Самое плоское суздальское изображение прославленного предмета так же интересно, как и самое изящное произведение живописи. Сознавая эту истину, мне еще досаднее, что я не мог сделать ниже слабого очерка с этого весьма прославленного бугра. Солнце еще не всходило, а бугор оставался за нами верстах в десяти; и я должен был довольствоваться небольшим фантастическим рассказом несловоохотливого лоцмана.
Волжские ловцы и вообще простой народ верит, что Стенька Разин живет до сих пор в одном из приволжских ущелий близ своего бугра и что (по словам лоцмана) прошедшим летом какие-то матросы, плывшие из Казани, останавливались у его бугра, ходили в ущелье, видели и разговаривали с самим Семеном Степановичем Разиным. Весь он, сказывали матросы, оброс волосами, словно зверь какой, а говорит по-человечьи. Он уже начал было рассказывать что-то про свою судьбу, как настал полдень и из пещеры выполз змий и начал сосать его за сердце, а он так страшно застонал, что матросы от ужаса разбежались куда кто мог. А за то его, прибавил лоцман, ежедневно змий за сердце сосет, что он проклят во всех соборах, а проклят он за то, что убил астраханского архиерея Иосифа. А убил он его за то, что тот его волшебству сопротивлялся.
По словам того же рассказчика, Разин не был разбойником; а он только на Волге брандвахту держал и собирал пошлину с кораблей и раздавал ее неимущим людям; коммунист, выходит.
30 [августа]
Из уважения к имениннику и принятому обычаю дарить именинников я сегодня подарил Александру Александровичу портрет его тещи m-me Козаченко.

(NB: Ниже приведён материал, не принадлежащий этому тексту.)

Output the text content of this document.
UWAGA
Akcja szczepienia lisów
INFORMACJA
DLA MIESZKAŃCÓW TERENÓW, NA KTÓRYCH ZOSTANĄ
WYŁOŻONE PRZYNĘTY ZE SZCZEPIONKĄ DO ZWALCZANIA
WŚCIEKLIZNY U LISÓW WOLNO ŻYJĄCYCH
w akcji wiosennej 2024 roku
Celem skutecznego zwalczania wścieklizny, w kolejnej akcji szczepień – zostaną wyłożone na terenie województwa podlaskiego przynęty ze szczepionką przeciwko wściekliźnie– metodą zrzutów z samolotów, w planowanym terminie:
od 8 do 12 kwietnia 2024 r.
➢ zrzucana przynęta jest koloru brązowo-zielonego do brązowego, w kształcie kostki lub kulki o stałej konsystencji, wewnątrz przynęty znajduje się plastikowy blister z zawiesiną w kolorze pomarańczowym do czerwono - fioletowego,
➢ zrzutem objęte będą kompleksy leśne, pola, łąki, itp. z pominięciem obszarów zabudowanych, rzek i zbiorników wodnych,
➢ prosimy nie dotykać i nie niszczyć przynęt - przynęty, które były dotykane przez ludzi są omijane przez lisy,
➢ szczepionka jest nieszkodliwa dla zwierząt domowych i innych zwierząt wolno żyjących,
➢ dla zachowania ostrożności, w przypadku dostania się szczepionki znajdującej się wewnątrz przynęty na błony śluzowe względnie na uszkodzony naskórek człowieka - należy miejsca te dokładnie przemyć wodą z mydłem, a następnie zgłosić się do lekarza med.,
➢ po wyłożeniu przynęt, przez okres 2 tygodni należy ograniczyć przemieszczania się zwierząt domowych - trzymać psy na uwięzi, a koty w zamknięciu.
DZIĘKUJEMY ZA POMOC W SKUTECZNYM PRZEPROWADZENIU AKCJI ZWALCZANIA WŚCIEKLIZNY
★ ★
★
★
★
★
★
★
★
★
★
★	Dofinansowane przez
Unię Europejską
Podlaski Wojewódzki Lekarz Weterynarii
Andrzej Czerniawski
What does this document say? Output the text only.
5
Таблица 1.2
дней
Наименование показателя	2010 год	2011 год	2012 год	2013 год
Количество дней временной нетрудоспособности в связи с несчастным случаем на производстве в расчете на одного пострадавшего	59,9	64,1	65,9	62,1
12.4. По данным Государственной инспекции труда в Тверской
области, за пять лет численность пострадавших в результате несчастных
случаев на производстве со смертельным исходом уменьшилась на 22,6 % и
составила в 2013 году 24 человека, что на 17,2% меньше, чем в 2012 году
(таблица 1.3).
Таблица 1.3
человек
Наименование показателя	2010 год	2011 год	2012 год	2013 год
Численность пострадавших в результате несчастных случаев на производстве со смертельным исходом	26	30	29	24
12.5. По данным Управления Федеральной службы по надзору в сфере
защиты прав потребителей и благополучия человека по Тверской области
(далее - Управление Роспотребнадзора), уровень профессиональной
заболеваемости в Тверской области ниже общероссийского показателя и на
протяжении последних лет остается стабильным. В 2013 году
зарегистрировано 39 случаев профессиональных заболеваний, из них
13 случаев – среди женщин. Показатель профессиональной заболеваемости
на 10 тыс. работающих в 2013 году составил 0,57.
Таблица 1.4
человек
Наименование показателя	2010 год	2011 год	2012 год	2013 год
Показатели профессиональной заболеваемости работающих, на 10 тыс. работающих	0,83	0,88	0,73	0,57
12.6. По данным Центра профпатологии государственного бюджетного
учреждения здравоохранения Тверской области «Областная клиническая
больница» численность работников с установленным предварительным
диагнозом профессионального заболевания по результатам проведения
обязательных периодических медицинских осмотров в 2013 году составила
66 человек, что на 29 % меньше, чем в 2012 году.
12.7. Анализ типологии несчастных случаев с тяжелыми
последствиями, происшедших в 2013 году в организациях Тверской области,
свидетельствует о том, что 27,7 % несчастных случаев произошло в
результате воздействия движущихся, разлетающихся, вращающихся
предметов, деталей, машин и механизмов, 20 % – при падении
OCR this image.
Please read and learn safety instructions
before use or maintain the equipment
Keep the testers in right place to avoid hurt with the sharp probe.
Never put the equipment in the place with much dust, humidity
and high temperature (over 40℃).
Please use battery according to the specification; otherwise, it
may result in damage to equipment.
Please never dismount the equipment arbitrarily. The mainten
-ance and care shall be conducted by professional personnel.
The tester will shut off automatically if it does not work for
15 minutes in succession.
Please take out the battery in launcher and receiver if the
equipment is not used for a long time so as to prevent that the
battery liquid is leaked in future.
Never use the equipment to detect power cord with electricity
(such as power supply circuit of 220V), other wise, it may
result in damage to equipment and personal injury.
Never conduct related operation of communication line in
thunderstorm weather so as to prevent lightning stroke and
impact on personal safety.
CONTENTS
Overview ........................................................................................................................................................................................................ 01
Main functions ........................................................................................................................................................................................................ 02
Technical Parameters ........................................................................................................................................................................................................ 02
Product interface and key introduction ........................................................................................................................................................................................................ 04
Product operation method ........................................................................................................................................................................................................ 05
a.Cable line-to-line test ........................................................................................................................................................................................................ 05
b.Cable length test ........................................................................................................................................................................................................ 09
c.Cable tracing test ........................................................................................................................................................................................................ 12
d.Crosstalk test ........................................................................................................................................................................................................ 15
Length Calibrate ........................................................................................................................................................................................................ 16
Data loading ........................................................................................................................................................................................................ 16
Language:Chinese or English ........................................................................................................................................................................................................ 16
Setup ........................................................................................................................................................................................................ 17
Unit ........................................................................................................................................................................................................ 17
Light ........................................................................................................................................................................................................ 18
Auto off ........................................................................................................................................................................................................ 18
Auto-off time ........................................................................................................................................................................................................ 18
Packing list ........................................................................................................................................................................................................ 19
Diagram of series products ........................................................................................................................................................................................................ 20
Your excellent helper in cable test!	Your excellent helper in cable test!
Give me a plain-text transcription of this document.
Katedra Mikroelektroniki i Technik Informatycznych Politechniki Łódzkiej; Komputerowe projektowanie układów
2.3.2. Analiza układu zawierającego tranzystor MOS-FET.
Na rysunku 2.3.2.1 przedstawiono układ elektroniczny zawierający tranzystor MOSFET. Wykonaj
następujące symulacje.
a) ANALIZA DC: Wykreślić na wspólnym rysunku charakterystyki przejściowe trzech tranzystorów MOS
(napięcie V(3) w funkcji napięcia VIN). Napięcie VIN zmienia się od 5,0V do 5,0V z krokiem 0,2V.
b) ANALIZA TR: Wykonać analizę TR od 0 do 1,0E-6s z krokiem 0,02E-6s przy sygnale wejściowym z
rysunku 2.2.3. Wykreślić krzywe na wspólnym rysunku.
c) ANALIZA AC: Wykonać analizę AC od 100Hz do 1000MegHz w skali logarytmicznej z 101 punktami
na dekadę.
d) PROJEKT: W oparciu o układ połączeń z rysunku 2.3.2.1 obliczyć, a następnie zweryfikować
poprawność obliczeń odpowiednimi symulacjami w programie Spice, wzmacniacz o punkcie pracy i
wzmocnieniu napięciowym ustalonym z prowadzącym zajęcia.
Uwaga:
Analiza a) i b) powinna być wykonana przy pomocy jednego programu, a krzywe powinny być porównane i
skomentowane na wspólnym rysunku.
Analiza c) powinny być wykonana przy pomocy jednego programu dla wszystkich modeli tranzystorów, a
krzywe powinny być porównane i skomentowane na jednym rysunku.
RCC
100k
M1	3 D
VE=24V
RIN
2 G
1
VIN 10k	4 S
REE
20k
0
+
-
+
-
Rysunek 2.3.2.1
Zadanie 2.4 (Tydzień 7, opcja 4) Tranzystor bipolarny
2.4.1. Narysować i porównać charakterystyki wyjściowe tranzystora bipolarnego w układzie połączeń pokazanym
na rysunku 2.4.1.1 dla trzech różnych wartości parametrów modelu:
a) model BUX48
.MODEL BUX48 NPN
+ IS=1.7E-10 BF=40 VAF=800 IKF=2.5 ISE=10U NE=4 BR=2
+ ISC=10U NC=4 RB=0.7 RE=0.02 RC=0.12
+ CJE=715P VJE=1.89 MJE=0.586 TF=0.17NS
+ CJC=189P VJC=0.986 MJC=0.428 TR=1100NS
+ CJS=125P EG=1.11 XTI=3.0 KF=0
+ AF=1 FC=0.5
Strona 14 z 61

Портрет сделан в один сеанс белым и черным карандашами довольно аляповато, но не лишен экспрессии. Именинник, по обыкновению своему, был весел и любезен, а гости его, — в том числе и нас, господи, устрой, — также охулки на руку не положили, и нецеремонная милая гармония царила на палубе «Князя Пожарского».
Ввечеру от саратовской пассажирки, некоей весьма любезной дамы, Татьяны Павловны Соколовской, случайно узнал я, что Н. И. Костомаров уехал за границу, а мать его живет в Саратове {165}. Я просил у нее адрес Костомаровой и…[4]
31 [августа]
Едва пароход успел остановиться у Саратовской набережной, как я уже был в городе и, по указаниям обязательной m-me Соколовской, я, как по-писаному, без помощи дорогого извозчика, нашел квартиру Татьяны Петровны Костомаровой. Добрая старушка, она узнала меня по голосу, но, взглянувши на меня, усумнилась в своей догадке. Убедившись же, что это действительно я, а не кто иной, она привитала,как родного сына, радостным поцелуем и искренними слезами.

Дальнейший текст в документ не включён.